Let now add a fake lag with client side movement. In the first case the we see Player A send locations like 0:0, 0:1, -, -, -, 0:5. The server sends this to player B. If Player B fired a gun at 0:2 at the third interval they might miss because player A is not there. The server might extrapolate an virtual path between 0:1 and 0:5, but that depend on game logic.

Lets now add a fake lag with server side movement. Player A tells the server that they want to move right. After 2 units they add a 3 unit lag, and finally sends tells the server a stop command. The server would construct the following path: 0:0 (start moving player A), 0:1, 0:2, 0:3, 0:4, 0:5 (halt moving Player A). If Player B fired a gun at 0:2 at the third interval, the server see that player A is at that location and will mark a hit.

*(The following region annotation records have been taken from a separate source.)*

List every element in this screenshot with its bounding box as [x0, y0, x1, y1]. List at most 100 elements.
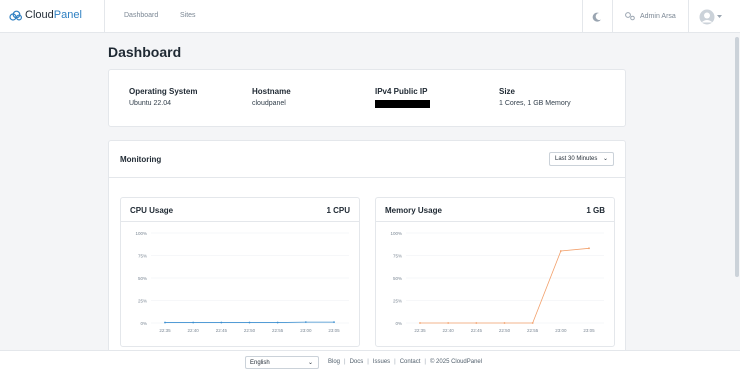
- info-ip: IPv4 Public IP: [375, 87, 430, 108]
- divider: [612, 0, 613, 33]
- cogs-icon: [625, 12, 635, 21]
- info-label: IPv4 Public IP: [375, 87, 428, 96]
- x-tick-label: 22:55: [527, 328, 539, 333]
- admin-area-label: Admin Arsa: [640, 12, 676, 20]
- separator: |: [394, 359, 396, 365]
- data-point: [220, 321, 223, 324]
- x-tick-label: 22:40: [188, 328, 200, 333]
- divider: [582, 0, 583, 33]
- data-point: [304, 321, 307, 323]
- memory-usage-chart: 100% 75% 50% 25% 0% 22:35 22:40 22:45 22:50 22:55…: [390, 231, 604, 333]
- language-value: English: [250, 360, 270, 366]
- time-range-value: Last 30 Minutes: [555, 156, 598, 162]
- page-scrollbar[interactable]: [734, 33, 740, 350]
- info-os: Operating System Ubuntu 22.04: [129, 87, 197, 107]
- data-point: [419, 322, 421, 324]
- chart-title: Memory Usage: [385, 206, 442, 215]
- data-point: [475, 322, 478, 324]
- y-tick-label: 100%: [390, 231, 402, 236]
- separator: |: [424, 359, 426, 365]
- data-point: [531, 322, 534, 324]
- data-point: [248, 321, 251, 324]
- x-tick-label: 22:50: [499, 328, 511, 333]
- info-value: Ubuntu 22.04: [129, 100, 172, 107]
- cloudpanel-logo[interactable]: CloudPanel: [9, 9, 82, 21]
- top-navbar: CloudPanel Dashboard Sites Admin Arsa: [0, 0, 740, 33]
- x-tick-label: 22:50: [244, 328, 256, 333]
- separator: |: [344, 359, 346, 365]
- avatar-icon: [699, 9, 715, 25]
- y-tick-label: 25%: [393, 299, 402, 304]
- divider: [688, 0, 689, 33]
- chart-header: Memory Usage 1 GB: [376, 198, 614, 222]
- x-tick-label: 22:35: [159, 328, 171, 333]
- info-label: Size: [499, 87, 516, 96]
- monitoring-header: Monitoring Last 30 Minutes ⌄: [109, 141, 625, 178]
- info-label: Hostname: [252, 87, 291, 96]
- info-hostname: Hostname cloudpanel: [252, 87, 291, 107]
- chevron-down-icon: ⌄: [307, 360, 313, 366]
- data-point: [559, 250, 562, 252]
- info-value: 1 Cores, 1 GB Memory: [499, 100, 571, 107]
- divider: [104, 0, 105, 33]
- data-point: [588, 247, 590, 250]
- info-label: Operating System: [129, 87, 198, 96]
- x-tick-label: 22:45: [471, 328, 483, 333]
- footer: English ⌄ Blog | Docs | Issues | Contact…: [0, 350, 740, 373]
- footer-link-issues[interactable]: Issues: [373, 359, 390, 365]
- dark-mode-toggle[interactable]: [591, 10, 603, 28]
- monitoring-title: Monitoring: [120, 155, 162, 164]
- scrollbar-thumb[interactable]: [735, 37, 739, 277]
- memory-usage-card: Memory Usage 1 GB 100% 75% 50% 25% 0% 22:35 22…: [375, 197, 615, 347]
- y-tick-label: 75%: [138, 254, 147, 259]
- data-point: [164, 321, 166, 324]
- cpu-usage-card: CPU Usage 1 CPU 100% 75% 50% 25% 0% 22:35 22:4…: [120, 197, 360, 347]
- footer-link-docs[interactable]: Docs: [350, 359, 364, 365]
- x-tick-label: 23:05: [583, 328, 595, 333]
- y-tick-label: 25%: [138, 299, 147, 304]
- y-tick-label: 0%: [140, 321, 147, 326]
- copyright: © 2025 CloudPanel: [429, 359, 483, 365]
- separator: |: [367, 359, 369, 365]
- language-select[interactable]: English ⌄: [245, 356, 319, 369]
- data-point: [447, 322, 450, 324]
- x-tick-label: 23:00: [300, 328, 312, 333]
- x-tick-label: 22:55: [272, 328, 284, 333]
- chart-header: CPU Usage 1 CPU: [121, 198, 359, 222]
- redacted-ip: [375, 100, 430, 108]
- chart-title: CPU Usage: [130, 206, 174, 215]
- x-tick-label: 23:05: [328, 328, 340, 333]
- chevron-down-icon: ⌄: [602, 156, 608, 162]
- y-tick-label: 50%: [138, 276, 147, 281]
- y-tick-label: 50%: [393, 276, 402, 281]
- cloud-icon: [9, 10, 22, 21]
- x-tick-label: 22:45: [216, 328, 228, 333]
- nav-dashboard[interactable]: Dashboard: [124, 12, 158, 19]
- y-tick-label: 100%: [135, 231, 147, 236]
- logo-text: CloudPanel: [25, 9, 82, 21]
- time-range-select[interactable]: Last 30 Minutes ⌄: [549, 152, 614, 166]
- series-line: [420, 247, 590, 324]
- data-point: [192, 321, 195, 324]
- server-info-card: Operating System Ubuntu 22.04 Hostname c…: [108, 69, 626, 127]
- x-tick-label: 23:00: [555, 328, 567, 333]
- info-value: cloudpanel: [252, 100, 286, 107]
- x-tick-label: 22:35: [414, 328, 426, 333]
- footer-links: Blog | Docs | Issues | Contact | © 2025 …: [328, 359, 482, 365]
- x-tick-label: 22:40: [443, 328, 455, 333]
- footer-link-blog[interactable]: Blog: [328, 359, 340, 365]
- data-point: [503, 322, 506, 324]
- chart-meta: 1 GB: [586, 206, 605, 215]
- page-title: Dashboard: [108, 44, 182, 60]
- nav-sites[interactable]: Sites: [180, 12, 196, 19]
- data-point: [276, 321, 279, 324]
- y-tick-label: 75%: [393, 254, 402, 259]
- y-tick-label: 0%: [395, 321, 402, 326]
- caret-down-icon: [717, 15, 722, 18]
- user-menu[interactable]: [699, 9, 722, 25]
- chart-meta: 1 CPU: [326, 206, 350, 215]
- data-point: [333, 321, 335, 323]
- admin-area-link[interactable]: Admin Arsa: [624, 11, 676, 21]
- monitoring-card: Monitoring Last 30 Minutes ⌄ CPU Usage 1…: [108, 140, 626, 360]
- footer-link-contact[interactable]: Contact: [400, 359, 421, 365]
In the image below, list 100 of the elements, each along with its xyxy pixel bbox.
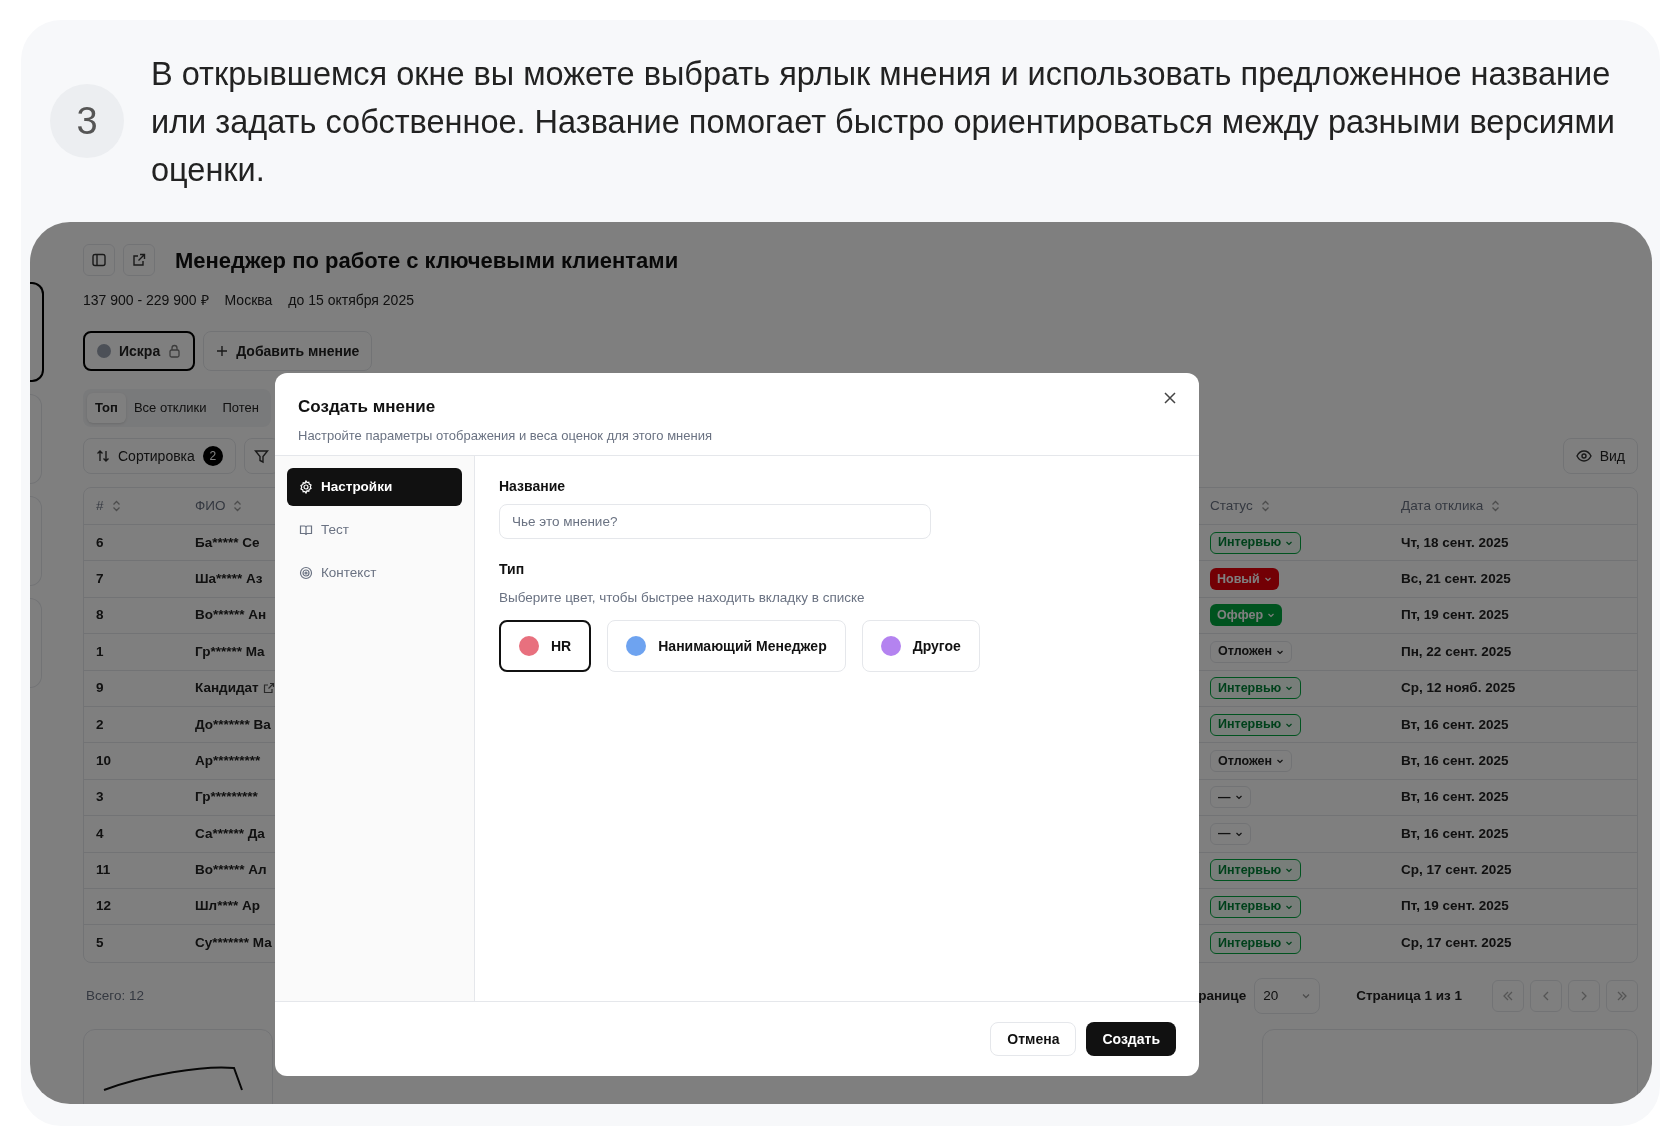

This is why server side movement isn't vulnerable to fake lag. The server has the full game state and thus know at any point where all player are and what they are doing, and if the client lag then it simply mean that their input gets delayed. Server side movement is however vulnerable to real lag, as between any action there might be a delay and thus events might not occur at the server when players want it to occur. Server side movement is also slightly more vulnerable to ddos attacks if players can identify the IP address of other players.


Even with that implementation of server side movement it will still mess up by fake lag adding jitter.

Player A may send 0:0, 0:1, -, -, -, 0:2 0:3 0:4 0:5

The location for 0:2 that B would have been wrong via your approach. If player A's actual location at 0:2 isn't about the same B will miss his shot.


With server side movement, player A do not send coordinates. The server does the movement of players.

Imagine you are talking over the phone to someone who is driving, given them directions. That is server side movements. If you suddenly stop talking, the car doesn't just stop, nor does the traffic. All you have accomplished is that the driver is no longer getting any further instructions from you.


I wasn't talking about coordinates. Just commands attached to timestamps. If Player B shoots player B at t=5 and then Player A says they stopped moving at t=2, then Player B's shot will miss since they didn't know Player A had already stopped 3 seconds ago.


Depends on how it is implemented. If the server-side version is the truth, only the player doing it suffers. For example, player lags for a second. In that second, the server extrapolates their new position based on last velocity, heading, input, etc. Someone kills them at that extrapolated position. When the client resyncs they suddenly die.